Hurd defended his vote in a statement released February 19, grounding his position in Congress’s constitutional authority over trade.

As Hurd put it:

"Today's vote is grounded first and foremost in the Constitution. Article I gives Congress the authority to regulate commerce with foreign nations and to levy tariffs. Those delegations were never intended to serve as a permanent vehicle for sweeping, long-term trade policy."

Hurd also warned about setting a precedent that future presidents could use, even in ways Republicans would oppose.

"If we normalize broad emergency trade powers today, we should expect that a future president — of either party — will rely on the same authority in ways many of us would strongly oppose."

That is the core clash: Trump is signaling that the economic fight with foreign competitors cannot be run with one hand tied behind the nation’s back, while Hurd is signaling that the method matters because precedent lasts longer than any one presidency.

Both arguments are serious. But only one of them is paired with a blunt political reality: the party’s voters are watching who actually stands with the president when the fight gets real.

Colorado’s 3rd District, and the coming primary

Trump first endorsed Hurd for reelection in October of 2025, calling him “an Incredible Representative for the Great People” of Colorado’s 3rd Congressional District. The endorsement was part of a batch of 28 House Republican incumbents Trump backed in quick succession, and it marked the first time Trump had thrown his support behind the Grand Junction attorney, who was elected in 2024 by a comfortable margin in the Republican-leaning seat.

Hurd won that 2024 race after his primary opponent, Republican Rep. Lauren Boebert, moved across the state to run in the heavily Republican 4th Congressional District, where she won election to a third term.

Now, Trump is placing his bet on Scheppelman, described as a former Colorado GOP vice chair, critical care nurse practitioner, and U.S. Navy veteran. Trump said she “knows the America First Policies required.” In the same Truth Social post, Trump listed the agenda he expects her to carry, including “Promote MADE IN THE U.S.A.,” “Champion American Energy DOMINANCE,” “Keep our Border SECURE,” and “Stop Migrant Crime.”

Hurd and Scheppelman are set to face off in the June 30 GOP primary for Colorado’s 3rd Congressional District.

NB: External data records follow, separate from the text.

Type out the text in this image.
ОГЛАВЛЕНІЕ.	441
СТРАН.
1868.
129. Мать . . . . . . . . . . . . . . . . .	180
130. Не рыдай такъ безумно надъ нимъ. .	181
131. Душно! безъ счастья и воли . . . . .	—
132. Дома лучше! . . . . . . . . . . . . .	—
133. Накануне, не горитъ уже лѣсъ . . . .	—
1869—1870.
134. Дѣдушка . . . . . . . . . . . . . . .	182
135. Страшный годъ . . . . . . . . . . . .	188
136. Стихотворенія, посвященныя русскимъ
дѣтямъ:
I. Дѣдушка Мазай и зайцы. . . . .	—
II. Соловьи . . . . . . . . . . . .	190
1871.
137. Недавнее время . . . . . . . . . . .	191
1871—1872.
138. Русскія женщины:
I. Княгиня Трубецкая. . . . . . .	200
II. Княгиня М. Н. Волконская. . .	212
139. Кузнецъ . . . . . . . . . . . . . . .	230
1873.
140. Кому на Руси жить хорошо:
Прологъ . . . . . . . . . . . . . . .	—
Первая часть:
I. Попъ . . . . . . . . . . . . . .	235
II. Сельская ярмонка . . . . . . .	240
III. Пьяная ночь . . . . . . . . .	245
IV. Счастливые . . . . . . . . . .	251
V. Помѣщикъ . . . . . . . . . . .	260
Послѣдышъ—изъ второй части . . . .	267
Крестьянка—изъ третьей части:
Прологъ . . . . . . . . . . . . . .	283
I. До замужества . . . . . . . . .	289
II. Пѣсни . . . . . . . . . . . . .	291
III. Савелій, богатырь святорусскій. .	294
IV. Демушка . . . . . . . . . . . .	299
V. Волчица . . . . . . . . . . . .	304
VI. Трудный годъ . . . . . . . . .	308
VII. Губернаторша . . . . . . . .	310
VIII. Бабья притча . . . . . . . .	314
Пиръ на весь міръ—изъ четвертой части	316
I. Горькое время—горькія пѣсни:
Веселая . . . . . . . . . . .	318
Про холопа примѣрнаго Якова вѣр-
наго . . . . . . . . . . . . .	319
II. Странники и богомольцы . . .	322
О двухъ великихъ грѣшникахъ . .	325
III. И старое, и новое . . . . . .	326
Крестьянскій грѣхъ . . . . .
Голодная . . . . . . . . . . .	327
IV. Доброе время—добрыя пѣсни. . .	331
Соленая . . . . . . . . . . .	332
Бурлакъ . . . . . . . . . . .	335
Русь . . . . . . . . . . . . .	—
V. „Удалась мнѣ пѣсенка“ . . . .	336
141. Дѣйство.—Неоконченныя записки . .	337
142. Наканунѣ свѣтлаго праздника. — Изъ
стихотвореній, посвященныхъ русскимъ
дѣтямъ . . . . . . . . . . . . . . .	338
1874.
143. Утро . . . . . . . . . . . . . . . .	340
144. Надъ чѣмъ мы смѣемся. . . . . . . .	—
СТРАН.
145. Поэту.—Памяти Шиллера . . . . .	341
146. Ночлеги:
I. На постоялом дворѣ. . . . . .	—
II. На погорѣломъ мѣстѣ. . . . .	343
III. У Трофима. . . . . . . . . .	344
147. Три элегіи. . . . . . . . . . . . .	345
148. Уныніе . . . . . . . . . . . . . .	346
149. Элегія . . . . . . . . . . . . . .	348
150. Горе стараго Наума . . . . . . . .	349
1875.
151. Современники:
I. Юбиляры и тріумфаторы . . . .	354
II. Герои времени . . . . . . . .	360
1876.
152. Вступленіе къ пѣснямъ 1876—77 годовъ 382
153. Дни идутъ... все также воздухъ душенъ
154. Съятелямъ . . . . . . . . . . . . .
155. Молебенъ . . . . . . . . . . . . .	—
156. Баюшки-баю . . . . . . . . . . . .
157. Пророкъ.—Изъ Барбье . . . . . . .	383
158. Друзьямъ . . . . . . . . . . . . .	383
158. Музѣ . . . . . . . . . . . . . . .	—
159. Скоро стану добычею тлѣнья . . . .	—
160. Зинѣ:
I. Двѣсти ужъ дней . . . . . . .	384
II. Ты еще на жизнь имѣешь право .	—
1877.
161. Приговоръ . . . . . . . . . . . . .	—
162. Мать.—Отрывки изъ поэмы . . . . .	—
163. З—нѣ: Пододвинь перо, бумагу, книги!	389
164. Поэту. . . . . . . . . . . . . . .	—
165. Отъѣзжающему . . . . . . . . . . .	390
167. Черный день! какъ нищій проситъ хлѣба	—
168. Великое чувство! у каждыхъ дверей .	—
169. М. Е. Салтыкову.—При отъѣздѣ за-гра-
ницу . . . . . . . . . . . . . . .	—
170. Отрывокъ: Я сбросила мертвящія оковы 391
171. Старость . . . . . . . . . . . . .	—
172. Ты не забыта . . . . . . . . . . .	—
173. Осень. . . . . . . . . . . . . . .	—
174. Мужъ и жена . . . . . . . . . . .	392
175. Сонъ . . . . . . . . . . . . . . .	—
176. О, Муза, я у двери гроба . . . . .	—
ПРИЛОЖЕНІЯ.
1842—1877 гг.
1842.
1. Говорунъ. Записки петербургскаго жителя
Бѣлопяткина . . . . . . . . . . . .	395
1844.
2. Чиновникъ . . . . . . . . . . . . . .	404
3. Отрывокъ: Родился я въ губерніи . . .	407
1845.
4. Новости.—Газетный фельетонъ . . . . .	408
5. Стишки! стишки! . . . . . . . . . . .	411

What this signals inside the GOP

Trump’s decision to pull his endorsement marks only the second time he has withdrawn support from a sitting Republican lawmaker, according to the source material. The first, in March 2022, came after Mo Brooks urged voters to move past the 2020 election, which Trump called “going woke.” Brooks later lost his primary to Katie Britt.

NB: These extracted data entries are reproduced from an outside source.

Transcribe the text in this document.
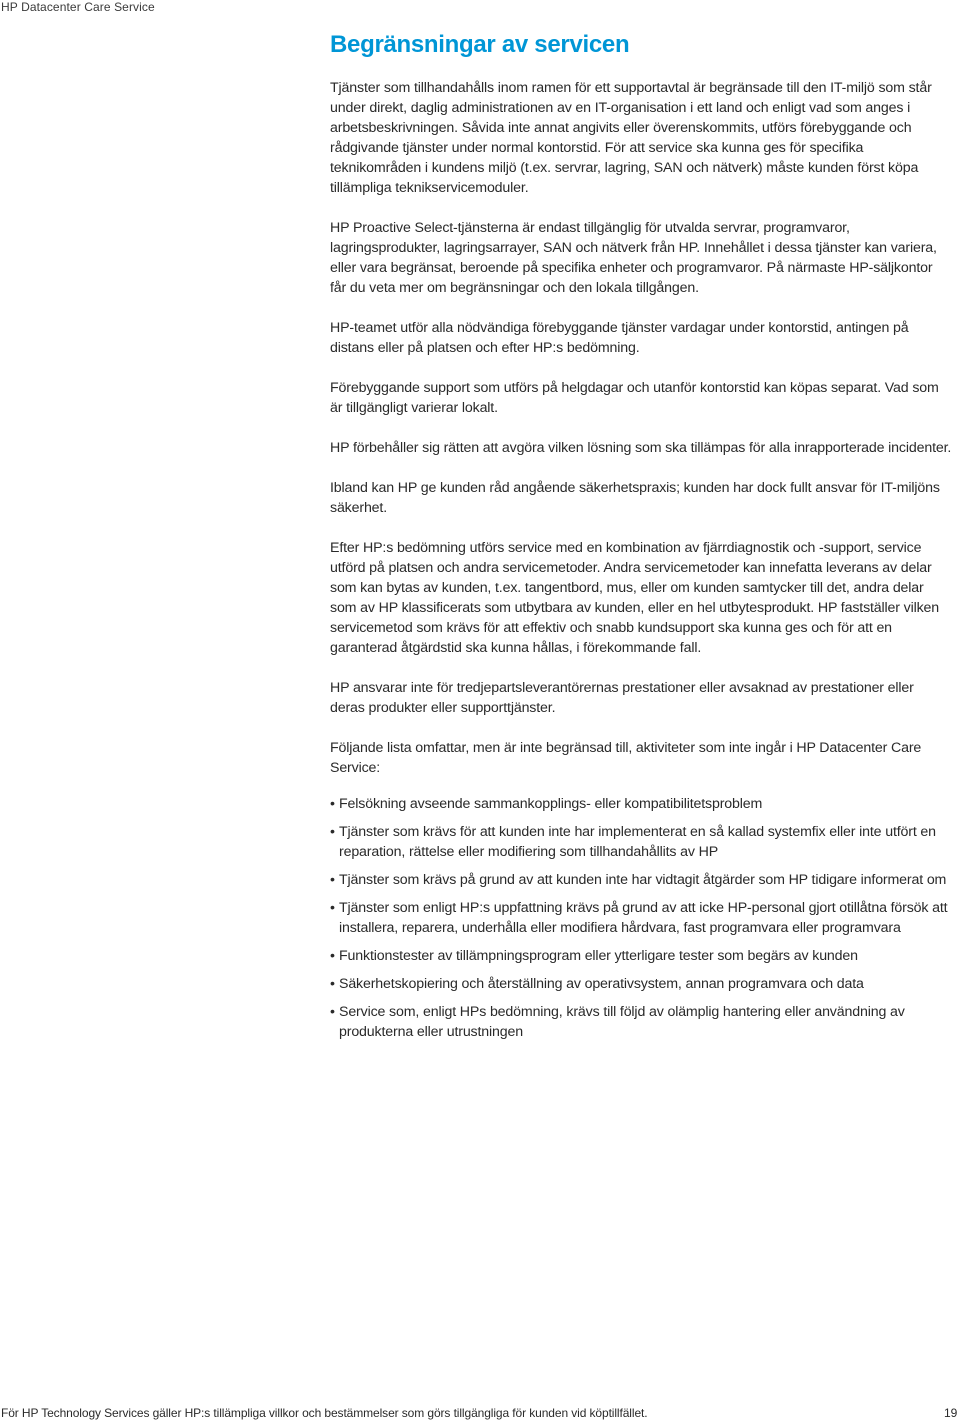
HP Datacenter Care Service
Begränsningar av servicen

Tjänster som tillhandahålls inom ramen för ett supportavtal är begränsade till den IT-miljö som står under direkt, daglig administrationen av en IT-organisation i ett land och enligt vad som anges i arbetsbeskrivningen. Såvida inte annat angivits eller överenskommits, utförs förebyggande och rådgivande tjänster under normal kontorstid. För att service ska kunna ges för specifika teknikområden i kundens miljö (t.ex. servrar, lagring, SAN och nätverk) måste kunden först köpa tillämpliga teknikservicemoduler.

HP Proactive Select-tjänsterna är endast tillgänglig för utvalda servrar, programvaror, lagringsprodukter, lagringsarrayer, SAN och nätverk från HP. Innehållet i dessa tjänster kan variera, eller vara begränsat, beroende på specifika enheter och programvaror. På närmaste HP-säljkontor får du veta mer om begränsningar och den lokala tillgången.

HP-teamet utför alla nödvändiga förebyggande tjänster vardagar under kontorstid, antingen på distans eller på platsen och efter HP:s bedömning.

Förebyggande support som utförs på helgdagar och utanför kontorstid kan köpas separat. Vad som är tillgängligt varierar lokalt.

HP förbehåller sig rätten att avgöra vilken lösning som ska tillämpas för alla inrapporterade incidenter.

Ibland kan HP ge kunden råd angående säkerhetspraxis; kunden har dock fullt ansvar för IT-miljöns säkerhet.

Efter HP:s bedömning utförs service med en kombination av fjärrdiagnostik och -support, service utförd på platsen och andra servicemetoder. Andra servicemetoder kan innefatta leverans av delar som kan bytas av kunden, t.ex. tangentbord, mus, eller om kunden samtycker till det, andra delar som av HP klassificerats som utbytbara av kunden, eller en hel utbytesprodukt. HP fastställer vilken servicemetod som krävs för att effektiv och snabb kundsupport ska kunna ges och för att en garanterad åtgärdstid ska kunna hållas, i förekommande fall.

HP ansvarar inte för tredjepartsleverantörernas prestationer eller avsaknad av prestationer eller deras produkter eller supporttjänster.

Följande lista omfattar, men är inte begränsad till, aktiviteter som inte ingår i HP Datacenter Care Service:

• Felsökning avseende sammankopplings- eller kompatibilitetsproblem
• Tjänster som krävs för att kunden inte har implementerat en så kallad systemfix eller inte utfört en reparation, rättelse eller modifiering som tillhandahållits av HP
• Tjänster som krävs på grund av att kunden inte har vidtagit åtgärder som HP tidigare informerat om
• Tjänster som enligt HP:s uppfattning krävs på grund av att icke HP-personal gjort otillåtna försök att installera, reparera, underhålla eller modifiera hårdvara, fast programvara eller programvara
• Funktionstester av tillämpningsprogram eller ytterligare tester som begärs av kunden
• Säkerhetskopiering och återställning av operativsystem, annan programvara och data
• Service som, enligt HPs bedömning, krävs till följd av olämplig hantering eller användning av produkterna eller utrustningen
För HP Technology Services gäller HP:s tillämpliga villkor och bestämmelser som görs tillgängliga för kunden vid köptillfället.	19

Here, Trump is turning a policy dispute into a governing test: if the administration is moving to rebuild leverage on trade, it expects its own party to stop undercutting it, especially when the legal terrain is already contested, and the Supreme Court has narrowed the president’s authority under IEEPA.

Hurd, for his part, pointed to district-level economic concerns, including agricultural producers operating on tight margins and the presence of “the largest steel rail mill in the United States” located within Colorado’s 3rd, arguing that unpredictable trade policy affects “payrolls, investment decisions, and long-term planning.”

That is the tension Republican voters will have to referee: the desire for stable conditions at home versus a national strategy that uses tariffs as leverage abroad.

The race is on

With Trump’s endorsement now behind Scheppelman, the primary race in Colorado’s 3rd District is set to intensify.

In the Trump era, endorsements are not ceremonial. They are enforcement.